Corporate Income Tax Rates

The Budget proposes no changes to corporate income tax rates, which are as follows for 2017:

Income Ontario Federal Combined
Small Business income 4.5% 10.5% 15.0%
CCPC1 investment income 11.5% 38.67% 50.17%
Manufacturing and Processing income 10.0% 15.0% 25.0%
General income 11.5% 15.0% 26.5%
       
1 Canadian-Controlled Private Corporation      
       

Employer Health Tax Avoidance

Ontario will undertake a review to ensure that structures are not used to multiply the Employer Health Tax (EHT) relief that is intended for employers with an Ontario payroll of less than $450,000 per annum. As part of the process, the EHT exemption is eliminated for employers that are designated members of a partnership, as defined in the Income Tax Act. To provide an opportunity for feedback and consultation, the change will be effective no earlier than January 1, 2018.

Paralleling Federal Measures

Ontario will work closely with the federal government to review tax planning strategies involving private corporations. These include:

  • Income splitting
  • Transformation of investment income into business income or capital gains
  • Other perceived loopholes and sophisticated tax planning

Other Measures

Hotel Tax

Ontario will grant municipalities the authority to levy a tax on transient accommodation by amending the City of Toronto Act, 2006 and the Municipal Act, 2001.

Tobacco Tax
Effective 12:01 a.m.

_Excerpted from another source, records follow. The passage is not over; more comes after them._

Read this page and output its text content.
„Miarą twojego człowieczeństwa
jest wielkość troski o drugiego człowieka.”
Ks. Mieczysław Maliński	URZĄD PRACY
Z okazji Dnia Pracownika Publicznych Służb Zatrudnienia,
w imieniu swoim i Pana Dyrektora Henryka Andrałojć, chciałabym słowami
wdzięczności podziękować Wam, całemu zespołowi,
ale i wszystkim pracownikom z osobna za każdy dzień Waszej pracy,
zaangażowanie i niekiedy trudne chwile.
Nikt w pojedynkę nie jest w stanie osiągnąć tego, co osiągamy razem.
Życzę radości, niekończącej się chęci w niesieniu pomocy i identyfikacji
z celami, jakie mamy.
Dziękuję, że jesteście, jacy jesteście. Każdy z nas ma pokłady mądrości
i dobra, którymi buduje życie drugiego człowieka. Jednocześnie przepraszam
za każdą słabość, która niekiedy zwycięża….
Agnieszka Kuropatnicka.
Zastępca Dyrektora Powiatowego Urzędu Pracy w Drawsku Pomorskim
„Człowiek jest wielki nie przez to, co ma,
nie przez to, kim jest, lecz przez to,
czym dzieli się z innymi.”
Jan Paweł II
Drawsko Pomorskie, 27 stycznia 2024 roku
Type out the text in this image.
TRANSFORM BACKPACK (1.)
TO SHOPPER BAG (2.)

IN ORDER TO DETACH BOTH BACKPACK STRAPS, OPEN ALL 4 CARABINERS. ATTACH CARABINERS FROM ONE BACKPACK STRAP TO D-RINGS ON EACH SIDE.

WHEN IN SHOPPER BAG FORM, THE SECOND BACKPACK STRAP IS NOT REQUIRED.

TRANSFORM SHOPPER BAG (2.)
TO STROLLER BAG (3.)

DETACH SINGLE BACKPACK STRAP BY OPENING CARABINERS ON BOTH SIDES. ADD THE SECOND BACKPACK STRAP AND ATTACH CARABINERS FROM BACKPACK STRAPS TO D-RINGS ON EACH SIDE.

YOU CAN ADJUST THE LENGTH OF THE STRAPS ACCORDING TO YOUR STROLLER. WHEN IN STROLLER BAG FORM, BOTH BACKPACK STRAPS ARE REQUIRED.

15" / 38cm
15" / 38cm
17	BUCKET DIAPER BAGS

April 28, 2017, the tobacco tax is being increased from 15.475 cents to 16.475 cents per cigarette and gram of tobacco products other than cigars.

Enhancements to the Canada Pension Plan

Legislation to implement the enhancement to the Canada Pension Plan (CPP) came into effect in March 2017. To allow businesses to adapt, increases to CPP contributions will be phased in over seven years, beginning January 1, 2019.

Property Tax Measures

Pursuant to reviews of legislation on small-scale agri-food business on farms, railway rights-of-way and the Provincial Land Tax, the Budget proposes certain changes to these measures.

Income Tax Avoidance/Strengthening Ontario’s Tax System

The Budget indicates that the government is continuing to work with the Canada Revenue Agency to address the underground economy, and legislative and administrative reviews to promote greater effectiveness and efficiency of the tax system.


Taylor Leibow LLP accepts no responsibility for the content of the above commentary or for the use thereof. Furthermore, neither Taylor Leibow LLP nor any person involved in the preparation of this commentary accepts any contractual, tortuous or other form of liability for its contents or for any consequences arising from its use.